New Internationalist

Stay Human

Issue 337

If listeners in recent years have castigated hip-hop’s dilution of its original politically charged message in favour of tales of the highlife and gangsters, then celebration is at hand. Stay Human, from the former Disposable Heroes of Hiphoprisy artist, is a fine album that stokes a righteous indignation with a powerfully soulful beat.

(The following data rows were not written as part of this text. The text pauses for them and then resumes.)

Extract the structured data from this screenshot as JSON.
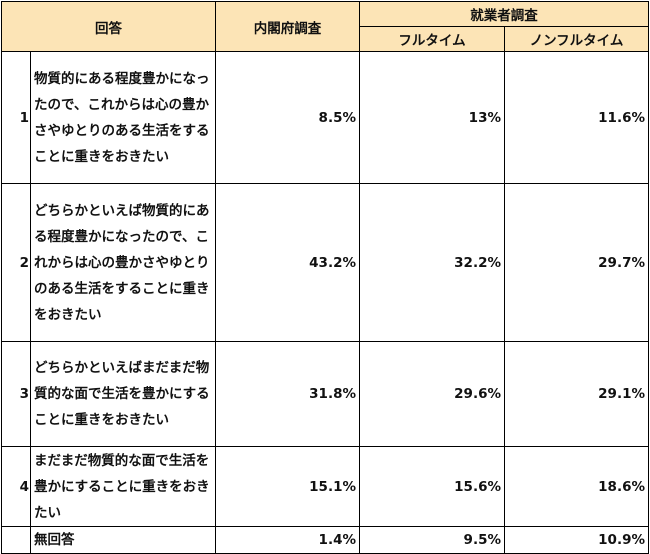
{
  "header": {
    "answer": "回答",
    "cabinet_survey": "内閣府調査",
    "worker_survey": "就業者調査",
    "full_time": "フルタイム",
    "non_full_time": "ノンフルタイム"
  },
  "rows": [
    {
      "index": "1",
      "answer": "物質的にある程度豊かになったので、これからは心の豊かさやゆとりのある生活をすることに重きをおきたい",
      "cabinet": "8.5%",
      "full_time": "13%",
      "non_full_time": "11.6%"
    },
    {
      "index": "2",
      "answer": "どちらかといえば物質的にある程度豊かになったので、これからは心の豊かさやゆとりのある生活をすることに重きをおきたい",
      "cabinet": "43.2%",
      "full_time": "32.2%",
      "non_full_time": "29.7%"
    },
    {
      "index": "3",
      "answer": "どちらかといえばまだまだ物質的な面で生活を豊かにすることに重きをおきたい",
      "cabinet": "31.8%",
      "full_time": "29.6%",
      "non_full_time": "29.1%"
    },
    {
      "index": "4",
      "answer": "まだまだ物質的な面で生活を豊かにすることに重きをおきたい",
      "cabinet": "15.1%",
      "full_time": "15.6%",
      "non_full_time": "18.6%"
    },
    {
      "index": "",
      "answer": "無回答",
      "cabinet": "1.4%",
      "full_time": "9.5%",
      "non_full_time": "10.9%"
    }
  ]
}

Franti, a poet whose lineage is perhaps closer to Gil Scott-Heron or the Lost Poets, uses all his imposing skills towards one aim: political activism in the service of humanity. Spearhead have never dodged social issues – their debut album, Home, addressed aids, poverty and racial politics – and with Stay Human they are not about to stop. The album’s 13 songs are cut around a radio station keeping watch over a fictional healer, Sister Fatima, who is about to be executed. Programme phone-ins intersperse such driving songs as ‘Oh My God’ and ‘Soulshine’; actor Woody Harrelson guests as the voice of the state governor.

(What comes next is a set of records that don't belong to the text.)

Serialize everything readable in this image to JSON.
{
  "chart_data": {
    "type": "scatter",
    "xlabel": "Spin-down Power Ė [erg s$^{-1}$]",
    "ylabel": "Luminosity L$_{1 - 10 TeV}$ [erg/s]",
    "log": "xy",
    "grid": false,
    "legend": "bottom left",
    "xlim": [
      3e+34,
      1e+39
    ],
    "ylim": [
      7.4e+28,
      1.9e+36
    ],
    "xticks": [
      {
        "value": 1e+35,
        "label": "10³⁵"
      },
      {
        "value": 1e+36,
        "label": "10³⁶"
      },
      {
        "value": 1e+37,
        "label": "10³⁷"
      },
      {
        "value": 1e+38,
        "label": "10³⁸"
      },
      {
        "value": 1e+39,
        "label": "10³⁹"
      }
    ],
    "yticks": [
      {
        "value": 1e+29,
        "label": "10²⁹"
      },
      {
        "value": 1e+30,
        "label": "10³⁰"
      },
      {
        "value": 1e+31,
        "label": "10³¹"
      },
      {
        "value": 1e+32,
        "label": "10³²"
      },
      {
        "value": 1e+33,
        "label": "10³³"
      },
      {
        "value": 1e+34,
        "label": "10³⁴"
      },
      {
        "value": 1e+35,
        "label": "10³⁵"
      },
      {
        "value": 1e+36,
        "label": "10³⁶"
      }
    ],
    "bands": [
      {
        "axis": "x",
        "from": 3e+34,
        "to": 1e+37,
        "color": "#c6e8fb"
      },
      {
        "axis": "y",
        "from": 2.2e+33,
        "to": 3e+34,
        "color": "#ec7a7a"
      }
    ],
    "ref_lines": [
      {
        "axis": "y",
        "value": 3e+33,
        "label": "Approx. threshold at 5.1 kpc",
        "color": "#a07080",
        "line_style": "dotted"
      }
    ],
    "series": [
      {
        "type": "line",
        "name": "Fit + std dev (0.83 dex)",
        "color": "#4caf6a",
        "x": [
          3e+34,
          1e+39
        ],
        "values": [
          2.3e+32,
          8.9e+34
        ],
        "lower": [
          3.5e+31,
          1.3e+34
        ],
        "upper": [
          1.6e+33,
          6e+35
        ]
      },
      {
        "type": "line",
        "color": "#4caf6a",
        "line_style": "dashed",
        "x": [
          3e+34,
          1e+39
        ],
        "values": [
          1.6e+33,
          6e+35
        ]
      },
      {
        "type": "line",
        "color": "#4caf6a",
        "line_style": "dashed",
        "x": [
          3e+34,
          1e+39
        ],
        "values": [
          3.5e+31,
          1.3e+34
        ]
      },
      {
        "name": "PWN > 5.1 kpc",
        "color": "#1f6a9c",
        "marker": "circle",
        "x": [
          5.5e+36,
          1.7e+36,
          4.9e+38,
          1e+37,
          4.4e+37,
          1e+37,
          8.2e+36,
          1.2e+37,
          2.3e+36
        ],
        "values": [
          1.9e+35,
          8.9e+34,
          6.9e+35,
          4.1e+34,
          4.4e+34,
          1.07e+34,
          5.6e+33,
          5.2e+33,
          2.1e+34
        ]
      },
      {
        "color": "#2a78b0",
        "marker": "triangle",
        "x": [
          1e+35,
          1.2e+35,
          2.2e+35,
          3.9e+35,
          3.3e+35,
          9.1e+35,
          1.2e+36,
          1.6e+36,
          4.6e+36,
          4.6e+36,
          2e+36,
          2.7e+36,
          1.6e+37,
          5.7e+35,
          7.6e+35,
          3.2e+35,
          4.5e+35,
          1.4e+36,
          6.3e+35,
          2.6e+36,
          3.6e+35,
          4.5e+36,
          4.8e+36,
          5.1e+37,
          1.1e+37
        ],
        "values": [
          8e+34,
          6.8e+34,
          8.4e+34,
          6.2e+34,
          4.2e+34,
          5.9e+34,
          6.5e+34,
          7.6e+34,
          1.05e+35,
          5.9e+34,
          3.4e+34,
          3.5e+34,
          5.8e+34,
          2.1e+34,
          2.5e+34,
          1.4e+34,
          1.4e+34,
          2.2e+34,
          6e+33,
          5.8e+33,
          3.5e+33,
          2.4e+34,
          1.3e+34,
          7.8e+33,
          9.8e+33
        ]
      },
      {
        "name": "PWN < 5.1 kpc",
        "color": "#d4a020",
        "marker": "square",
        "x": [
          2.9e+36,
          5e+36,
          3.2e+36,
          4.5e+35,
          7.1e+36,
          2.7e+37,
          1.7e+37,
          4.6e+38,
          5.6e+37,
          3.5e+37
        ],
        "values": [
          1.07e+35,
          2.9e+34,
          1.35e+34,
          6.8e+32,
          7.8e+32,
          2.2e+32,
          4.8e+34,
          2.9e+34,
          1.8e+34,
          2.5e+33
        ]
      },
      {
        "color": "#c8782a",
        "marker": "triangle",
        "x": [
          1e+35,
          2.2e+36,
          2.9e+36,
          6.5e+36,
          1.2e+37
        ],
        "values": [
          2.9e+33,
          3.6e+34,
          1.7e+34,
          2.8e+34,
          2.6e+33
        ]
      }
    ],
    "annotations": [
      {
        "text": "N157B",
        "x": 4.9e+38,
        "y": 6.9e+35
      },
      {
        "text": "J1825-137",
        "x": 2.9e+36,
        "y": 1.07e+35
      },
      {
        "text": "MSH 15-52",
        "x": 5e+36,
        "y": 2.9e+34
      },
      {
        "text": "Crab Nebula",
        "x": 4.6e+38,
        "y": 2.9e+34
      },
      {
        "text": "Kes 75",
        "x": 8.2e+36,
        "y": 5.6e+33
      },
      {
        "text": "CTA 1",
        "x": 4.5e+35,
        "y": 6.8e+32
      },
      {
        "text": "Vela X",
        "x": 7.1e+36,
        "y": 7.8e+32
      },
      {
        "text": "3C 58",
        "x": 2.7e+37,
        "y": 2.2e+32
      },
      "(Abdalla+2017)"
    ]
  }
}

But Franti is nothing if not far-ranging and his references – both musical and political – build into a compelling whole. Rap giant KRS-One is evoked on ‘Rock the Nation’, while Zap Mama’s Marie Daulene adds a honeyed colour to ‘Listener Supported’. Stay Human gives music a much-needed blast of activist passion – and, to be sure, politics with some great tunes.